子ども達は道なき道を行き、答えのない未来に向かって歩む。
一人一人が創造の世界に生きる。
子育てとは何か、保育とは何か、保育の原点に迫りたい

今月で1999年が終わり、2000年の幕開けであり、20世紀最後の年を迎える。終わり良ければ始まりも良い。前途も明るい。楽しい保育園生活のなかで夢を広げ、逞しく生きる力を育ててやりたい。子どもを取り巻く環境づくりは大人の責任である。
高島第一保育園も開園32年、今年度も余すところ4ヶ月、三分の一を残すのみとなった。この三分の一がよい実りをもたらすためには、前の三分の二の保育が充実していることが必要となる。

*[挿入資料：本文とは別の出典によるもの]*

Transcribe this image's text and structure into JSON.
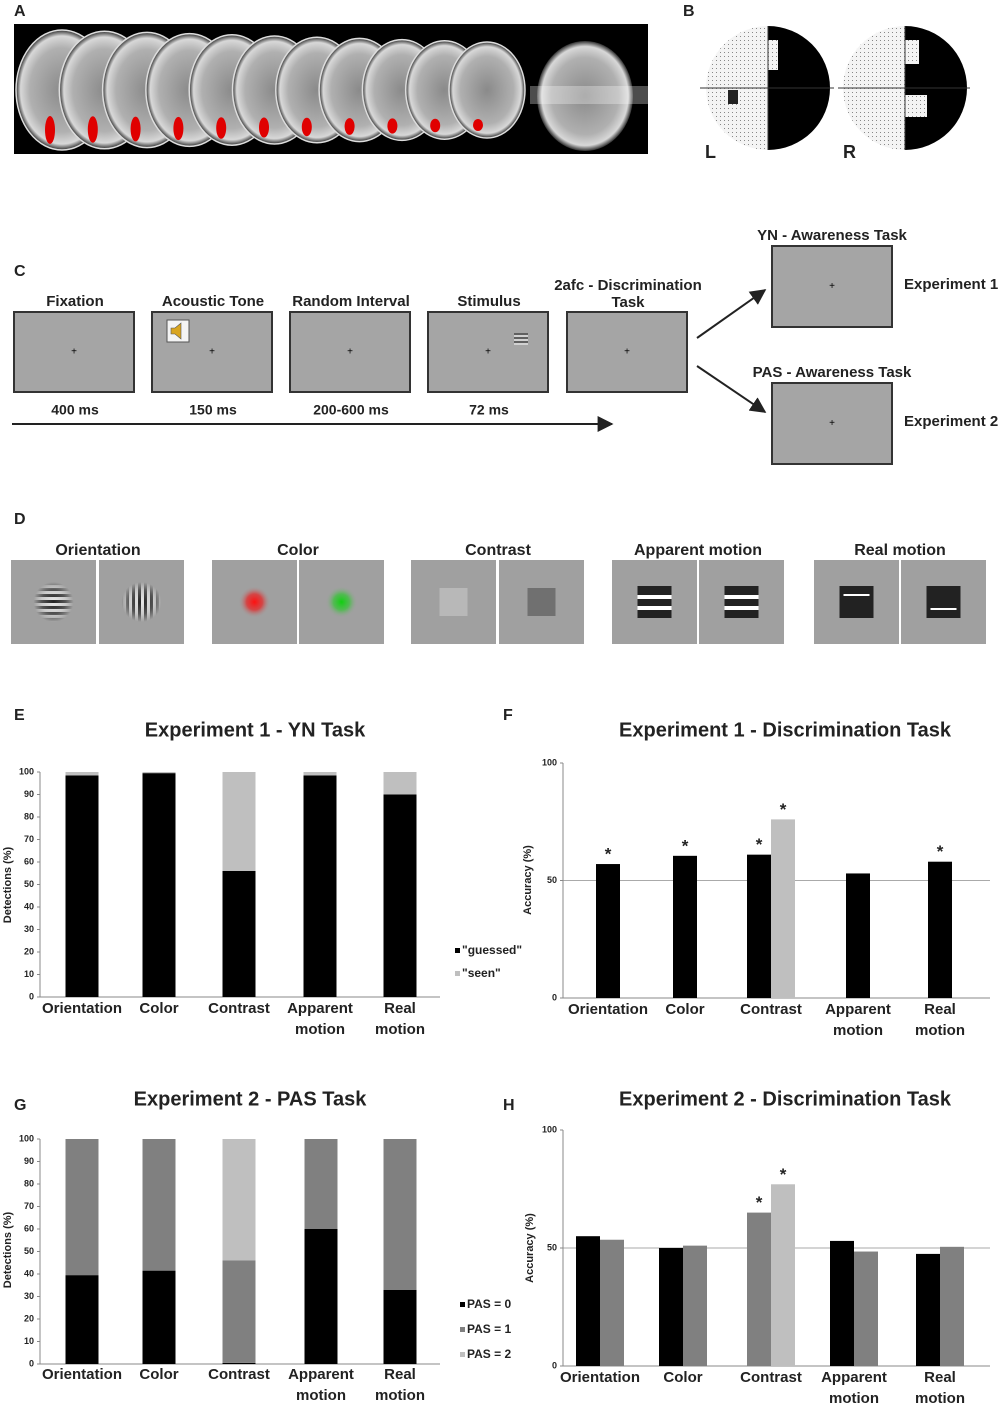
{
  "panels": [
    "A",
    "B",
    "C",
    "D",
    "E",
    "F",
    "G",
    "H"
  ],
  "visual_field": [
    "L",
    "R"
  ],
  "timeline": {
    "steps": [
      {
        "title": "Fixation",
        "duration": "400 ms"
      },
      {
        "title": "Acoustic Tone",
        "duration": "150 ms"
      },
      {
        "title": "Random Interval",
        "duration": "200-600 ms"
      },
      {
        "title": "Stimulus",
        "duration": "72 ms"
      },
      {
        "title": "2afc - Discrimination Task"
      }
    ],
    "tasks": [
      {
        "title": "YN - Awareness Task",
        "experiment": "Experiment 1"
      },
      {
        "title": "PAS - Awareness Task",
        "experiment": "Experiment 2"
      }
    ]
  },
  "stimuli": [
    "Orientation",
    "Color",
    "Contrast",
    "Apparent motion",
    "Real motion"
  ],
  "chart_data": [
    {
      "type": "bar",
      "stacked": true,
      "title": "Experiment 1 - YN Task",
      "ylabel": "Detections (%)",
      "categories": [
        "Orientation",
        "Color",
        "Contrast",
        "Apparent motion",
        "Real motion"
      ],
      "series": [
        {
          "name": "\"guessed\"",
          "color": "#000000",
          "values": [
            98.5,
            99.5,
            56,
            98.5,
            90
          ]
        },
        {
          "name": "\"seen\"",
          "color": "#bfbfbf",
          "values": [
            1.5,
            0.5,
            44,
            1.5,
            10
          ]
        }
      ],
      "ylim": [
        0,
        100
      ],
      "yticks": [
        0,
        10,
        20,
        30,
        40,
        50,
        60,
        70,
        80,
        90,
        100
      ],
      "grid": false
    },
    {
      "type": "bar",
      "stacked": false,
      "title": "Experiment 1 - Discrimination Task",
      "ylabel": "Accuracy (%)",
      "categories": [
        "Orientation",
        "Color",
        "Contrast",
        "Apparent motion",
        "Real motion"
      ],
      "series": [
        {
          "color": "#000000",
          "values": [
            57,
            60.5,
            61,
            53,
            58
          ],
          "annotations": [
            "*",
            "*",
            "*",
            null,
            "*"
          ]
        },
        {
          "color": "#bfbfbf",
          "values": [
            null,
            null,
            76,
            null,
            null
          ],
          "annotations": [
            null,
            null,
            "*",
            null,
            null
          ]
        }
      ],
      "ylim": [
        0,
        100
      ],
      "yticks": [
        0,
        50,
        100
      ],
      "refline": 50,
      "grid": false
    },
    {
      "type": "bar",
      "stacked": true,
      "title": "Experiment 2 - PAS Task",
      "ylabel": "Detections (%)",
      "categories": [
        "Orientation",
        "Color",
        "Contrast",
        "Apparent motion",
        "Real motion"
      ],
      "series": [
        {
          "name": "PAS = 0",
          "color": "#000000",
          "values": [
            39.5,
            41.5,
            0.5,
            60,
            33
          ]
        },
        {
          "name": "PAS = 1",
          "color": "#808080",
          "values": [
            60.5,
            58.5,
            45.5,
            40,
            67
          ]
        },
        {
          "name": "PAS = 2",
          "color": "#bfbfbf",
          "values": [
            0,
            0,
            54,
            0,
            0
          ]
        }
      ],
      "ylim": [
        0,
        100
      ],
      "yticks": [
        0,
        10,
        20,
        30,
        40,
        50,
        60,
        70,
        80,
        90,
        100
      ],
      "grid": false
    },
    {
      "type": "bar",
      "stacked": false,
      "title": "Experiment 2 - Discrimination Task",
      "ylabel": "Accuracy (%)",
      "categories": [
        "Orientation",
        "Color",
        "Contrast",
        "Apparent motion",
        "Real motion"
      ],
      "series": [
        {
          "color": "#000000",
          "values": [
            55,
            50,
            null,
            53,
            47.5
          ],
          "annotations": [
            null,
            null,
            null,
            null,
            null
          ]
        },
        {
          "color": "#808080",
          "values": [
            53.5,
            51,
            65,
            48.5,
            50.5
          ],
          "annotations": [
            null,
            null,
            "*",
            null,
            null
          ]
        },
        {
          "color": "#bfbfbf",
          "values": [
            null,
            null,
            77,
            null,
            null
          ],
          "annotations": [
            null,
            null,
            "*",
            null,
            null
          ]
        }
      ],
      "ylim": [
        0,
        100
      ],
      "yticks": [
        0,
        50,
        100
      ],
      "refline": 50,
      "grid": false
    }
  ]
}
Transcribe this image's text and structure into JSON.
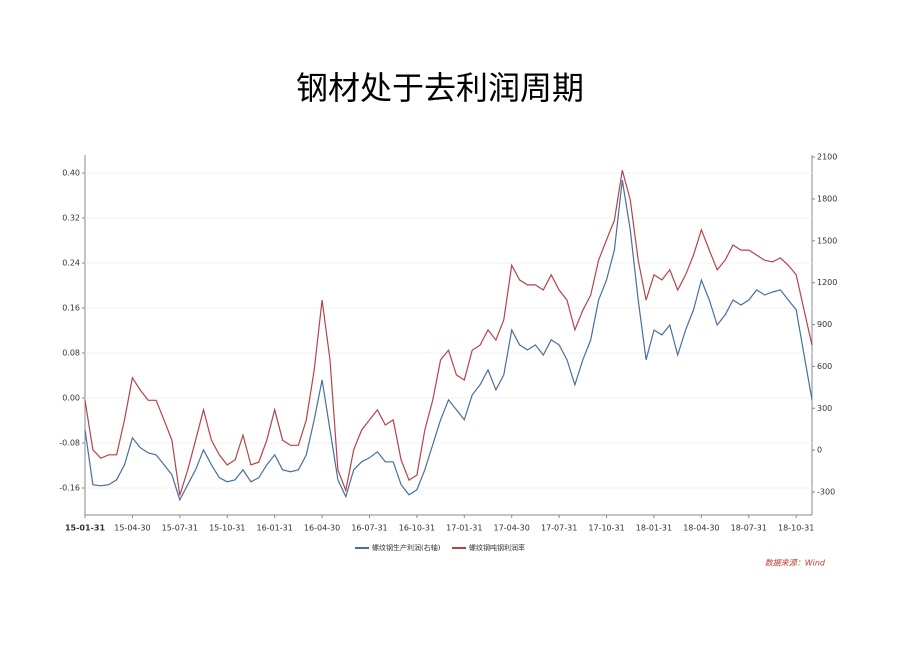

これからは日が短く、寒い季節を迎える。ともすれば活動が鈍化し易い。しかし、前半に意欲的に活動した子ども達は、この時期こそ逞しく成長する。大人は寒いからとテレビを囲んで暖房の効いた部屋に入り込む。夏にしっかり鍛えた子ども達は寒いからと愚痴一つ言わない。寒くなれば暖を求めて、また自分のやろうとすることに挑戦し、飽くことを知らない。反復して同じことを繰り返し、ついにはやり遂げようとする。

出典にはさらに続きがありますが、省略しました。